Speaking today, Mr Bailey warned the UK was facing ‘a very large aggregate income and expenditure shock’. Speaking at an event with Brussels think tank Bruegel, he added: “Unfortunately there is more to come on the inflation shock.” Mr Bailey noted that the energy price shock was now worse than any year in the 1970s, although he observed that in this case energy has seen prolonged years of volatility prices.
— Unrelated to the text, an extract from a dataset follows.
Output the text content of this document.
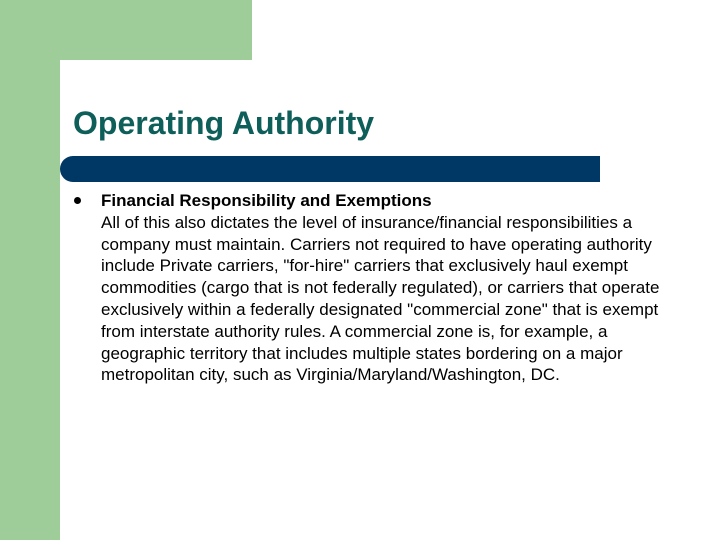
Operating Authority
Financial Responsibility and Exemptions
All of this also dictates the level of insurance/financial responsibilities a company must maintain. Carriers not required to have operating authority include Private carriers, "for-hire" carriers that exclusively haul exempt commodities (cargo that is not federally regulated), or carriers that operate exclusively within a federally designated "commercial zone" that is exempt from interstate authority rules. A commercial zone is, for example, a geographic territory that includes multiple states bordering on a major metropolitan city, such as Virginia/Maryland/Washington, DC.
With the cost of living expected to rise significantly this year, Mr Bailey predicted lower spending would help control inflation in the long term, suggesting it would return to target in about two years.
Last week, inflation hit 6.2%, more than three times the Bank of England’s official 2% target.
Mr Bailey said “unfortunately I think it’s best to think there’s more to come on this front” with energy being a key element reflecting the Russian invasion of Ukraine.
The Office for Budget Responsbility now expects inflation to peak at 8.7% later this year.
The Bank of England has tried to counter rising inflation by raising interest rates, with three consecutive hikes so far.
Risks to growth and a more uncertain global situation following Russia’s invasion of Ukraine made the picture increasingly unclear.
The Bank must now tread a cautious course between controlling inflation and avoiding hurting UK growth and triggering a recession.
Speaking today, Mr Bailey admitted: ‘We are starting to see evidence of slowing growth.
While rising interest rates may play a long-term role in keeping short-term inflation in check, households are expected to be hit by both high inflation and rising borrowing costs.
The Bank had already been criticized last year for its lack of clarity in its communications after it avoided raising rates in November following widely perceived heavy hints.
At the time, the Bank cited lack of certainty in the job market as part of its reasoning.
Since then, the labor market has shown strong performance, with unemployment falling and the number of employed people increasing.
Speaking today, Mr Bailey predicted the labor market would strengthen and was in a similar position to the US, which has also started to raise interest rates.